That's a more intolerable situation than the other. For if I'd been-- pushed in, against my will--kicking, even--once the door was locked, or at any rate in five years or so, I might have accepted the fact and begun to take an interest in the flight of flies or counting the warder's steps along the passage with particular attention to variations of tread and so on. But as it is, I'm like an insect that's flown into a room of its own accord. I dash against the walls, dash against the windows, flop against the ceiling, do everything on God's earth, in fact, except fly out again.
And all the while I'm thinking, like that moth, or that butterfly, or whatever it is, 'The shortness of life! The shortness of life!' I've only one night or one day, and there's this vast dangerous garden, waiting out there, undiscovered, unexplored."
"But, if you feel like that, why--" began Linda quickly.
"Ah!" cried Jonathan. And that "ah!" was somehow almost exultant. "There you have me. Why? Why indeed? There's the maddening, mysterious question. Why don't I fly out again? There's the window or the door or whatever it was I came in by. It's not hopelessly shut--is it? Why don't I find it and be off? Answer me that, little sister." But he gave her no time to answer.

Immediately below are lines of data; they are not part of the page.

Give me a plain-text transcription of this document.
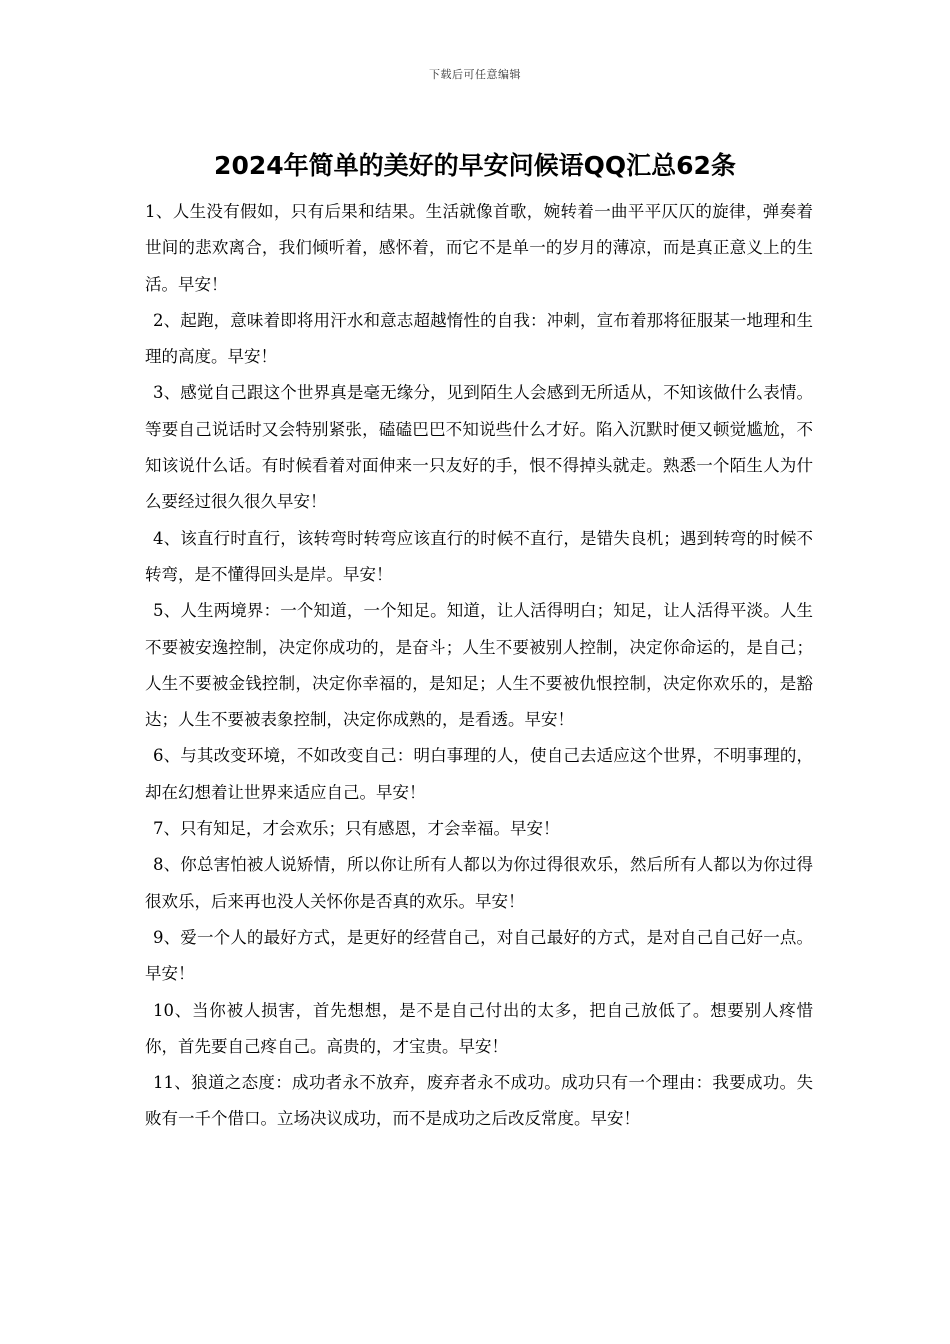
下载后可任意编辑
2024年简单的美好的早安问候语QQ汇总62条

1、人生没有假如，只有后果和结果。生活就像首歌，婉转着一曲平平仄仄的旋律，弹奏着世间的悲欢离合，我们倾听着，感怀着，而它不是单一的岁月的薄凉，而是真正意义上的生活。早安！

2、起跑，意味着即将用汗水和意志超越惰性的自我：冲刺，宣布着那将征服某一地理和生理的高度。早安！

3、感觉自己跟这个世界真是毫无缘分，见到陌生人会感到无所适从，不知该做什么表情。等要自己说话时又会特别紧张，磕磕巴巴不知说些什么才好。陷入沉默时便又顿觉尴尬，不知该说什么话。有时候看着对面伸来一只友好的手，恨不得掉头就走。熟悉一个陌生人为什么要经过很久很久早安！

4、该直行时直行，该转弯时转弯应该直行的时候不直行，是错失良机；遇到转弯的时候不转弯，是不懂得回头是岸。早安！

5、人生两境界：一个知道，一个知足。知道，让人活得明白；知足，让人活得平淡。人生不要被安逸控制，决定你成功的，是奋斗；人生不要被别人控制，决定你命运的，是自己；人生不要被金钱控制，决定你幸福的，是知足；人生不要被仇恨控制，决定你欢乐的，是豁达；人生不要被表象控制，决定你成熟的，是看透。早安！

6、与其改变环境，不如改变自己：明白事理的人，使自己去适应这个世界，不明事理的，却在幻想着让世界来适应自己。早安！

7、只有知足，才会欢乐；只有感恩，才会幸福。早安！

8、你总害怕被人说矫情，所以你让所有人都以为你过得很欢乐，然后所有人都以为你过得很欢乐，后来再也没人关怀你是否真的欢乐。早安！

9、爱一个人的最好方式，是更好的经营自己，对自己最好的方式，是对自己自己好一点。早安！

10、当你被人损害，首先想想，是不是自己付出的太多，把自己放低了。想要别人疼惜你，首先要自己疼自己。高贵的，才宝贵。早安！

11、狼道之态度：成功者永不放弃，废弃者永不成功。成功只有一个理由：我要成功。失败有一千个借口。立场决议成功，而不是成功之后改反常度。早安！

"I'm exactly like that insect again. For some reason"--Jonathan paused between the words--"it's not allowed, it's forbidden, it's against the insect law, to stop banging and flopping and crawling up the pane even for an instant. Why don't I leave the office? Why don't I seriously consider, this moment, for instance, what it is that prevents me leaving? It's not as though I'm tremendously tied. I've two boys to provide for, but, after all, they're boys. I could cut off to sea, or get a job up-country, or--"
Suddenly he smiled at Linda and said in a changed voice, as if he were confiding a secret, "Weak...weak. No stamina. No anchor. No guiding principle, let us call it." But then the dark velvety voice rolled out:"

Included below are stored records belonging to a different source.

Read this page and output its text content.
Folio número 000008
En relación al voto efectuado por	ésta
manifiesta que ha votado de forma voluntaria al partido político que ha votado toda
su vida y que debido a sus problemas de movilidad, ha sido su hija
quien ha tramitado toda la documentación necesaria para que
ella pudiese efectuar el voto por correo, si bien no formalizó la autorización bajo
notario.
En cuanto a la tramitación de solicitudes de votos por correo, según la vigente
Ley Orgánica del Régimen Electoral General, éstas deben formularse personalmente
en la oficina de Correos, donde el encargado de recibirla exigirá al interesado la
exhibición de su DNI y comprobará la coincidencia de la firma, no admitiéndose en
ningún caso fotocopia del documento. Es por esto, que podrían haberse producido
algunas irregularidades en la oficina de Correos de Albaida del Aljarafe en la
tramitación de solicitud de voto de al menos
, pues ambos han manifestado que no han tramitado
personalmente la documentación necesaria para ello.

"Would ye hear the story How it unfolds itself..." and they were silent.
The sun had set. In the western sky there were great masses of crushed-up rose-coloured clouds. Broad beams of light shone through the clouds and beyond them as if they would cover the whole sky. Overhead the blue faded; it turned a pale gold, and the bush outlined against it gleamed dark and brilliant like metal. Sometimes when those beams of light show in the sky they are very awful. They remind you that up there sits Jehovah, the jealous God, the Almighty, Whose eye is upon you, ever watchful, never weary. You remember that at His coming the whole earth will shake into one ruined graveyard; the cold, bright angels will drive you this way and that, and there will be no time to explain what could be explained so simply...But to-night it seemed to Linda there was something infinitely joyful and loving in those silver beams. And now no sound came from the sea. It breathed softly as if it would draw that tender, joyful beauty into its own bosom.

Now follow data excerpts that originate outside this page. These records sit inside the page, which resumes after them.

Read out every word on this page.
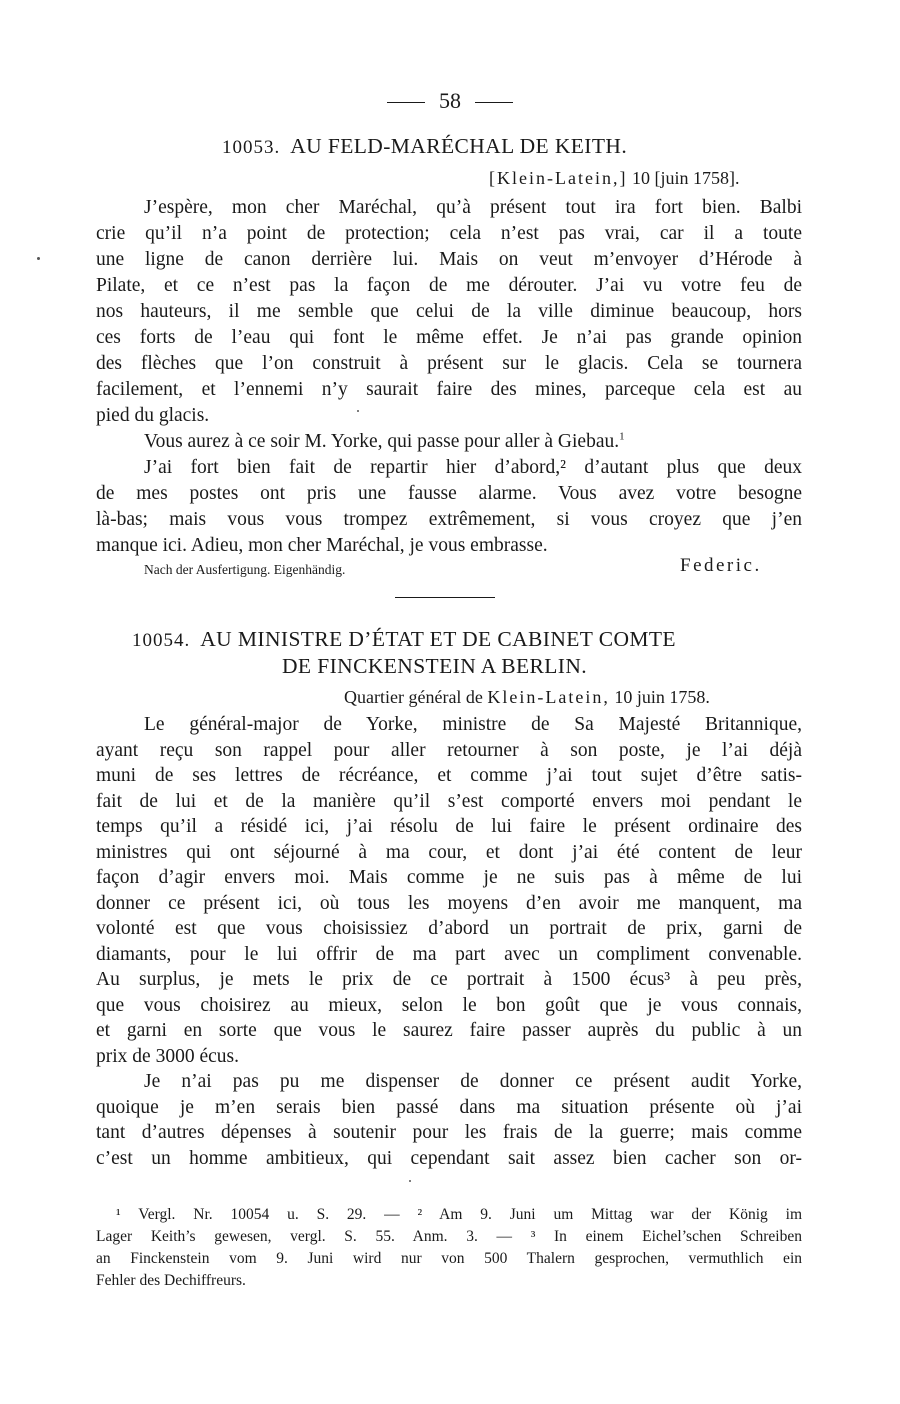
58
10053. AU FELD-MARÉCHAL DE KEITH.
[Klein-Latein,] 10 [juin 1758].
J’espère, mon cher Maréchal, qu’à présent tout ira fort bien. Balbi
crie qu’il n’a point de protection; cela n’est pas vrai, car il a toute
une ligne de canon derrière lui. Mais on veut m’envoyer d’Hérode à
Pilate, et ce n’est pas la façon de me dérouter. J’ai vu votre feu de
nos hauteurs, il me semble que celui de la ville diminue beaucoup, hors
ces forts de l’eau qui font le même effet. Je n’ai pas grande opinion
des flèches que l’on construit à présent sur le glacis. Cela se tournera
facilement, et l’ennemi n’y saurait faire des mines, parceque cela est au
pied du glacis.
Vous aurez à ce soir M. Yorke, qui passe pour aller à Giebau.$^1$
J’ai fort bien fait de repartir hier d’abord,² d’autant plus que deux
de mes postes ont pris une fausse alarme. Vous avez votre besogne
là-bas; mais vous vous trompez extrêmement, si vous croyez que j’en
manque ici. Adieu, mon cher Maréchal, je vous embrasse.
Nach der Ausfertigung. Eigenhändig.	Federic.
10054. AU MINISTRE D’ÉTAT ET DE CABINET COMTE
DE FINCKENSTEIN A BERLIN.
Quartier général de Klein-Latein, 10 juin 1758.
Le général-major de Yorke, ministre de Sa Majesté Britannique,
ayant reçu son rappel pour aller retourner à son poste, je l’ai déjà
muni de ses lettres de récréance, et comme j’ai tout sujet d’être satis-
fait de lui et de la manière qu’il s’est comporté envers moi pendant le
temps qu’il a résidé ici, j’ai résolu de lui faire le présent ordinaire des
ministres qui ont séjourné à ma cour, et dont j’ai été content de leur
façon d’agir envers moi. Mais comme je ne suis pas à même de lui
donner ce présent ici, où tous les moyens d’en avoir me manquent, ma
volonté est que vous choisissiez d’abord un portrait de prix, garni de
diamants, pour le lui offrir de ma part avec un compliment convenable.
Au surplus, je mets le prix de ce portrait à 1500 écus³ à peu près,
que vous choisirez au mieux, selon le bon goût que je vous connais,
et garni en sorte que vous le saurez faire passer auprès du public à un
prix de 3000 écus.
Je n’ai pas pu me dispenser de donner ce présent audit Yorke,
quoique je m’en serais bien passé dans ma situation présente où j’ai
tant d’autres dépenses à soutenir pour les frais de la guerre; mais comme
c’est un homme ambitieux, qui cependant sait assez bien cacher son or-
¹ Vergl. Nr. 10054 u. S. 29. — ² Am 9. Juni um Mittag war der König im
Lager Keith’s gewesen, vergl. S. 55. Anm. 3. — ³ In einem Eichel’schen Schreiben
an Finckenstein vom 9. Juni wird nur von 500 Thalern gesprochen, vermuthlich ein
Fehler des Dechiffreurs.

"It's all wrong, it's all wrong," came the shadowy voice of Jonathan.
"It's not the scene, it's not the setting for...three stools, three desks, three inkpots and a wire blind."
Linda knew that he would never change, but she said, "Is it too late, even now?"
"I'm old--I'm old," intoned Jonathan. He bent towards her, he passed his hand over his head. "Look!" His black hair was speckled all over with silver, like the breast plumage of a black fowl.
Linda was surprised. She had no idea that he was grey. And yet, as he stood up beside her and sighed and stretched, she saw him, for the first time, not resolute, not gallant, not careless, but touched already with age. He looked very tall on the darkening grass, and the thought crossed her mind, "He is like a weed."
Jonathan stooped again and kissed her fingers.
"Heaven reward thy sweet patience, lady mine," he murmured. "I must go seek those heirs to my fame and fortune..." He was gone.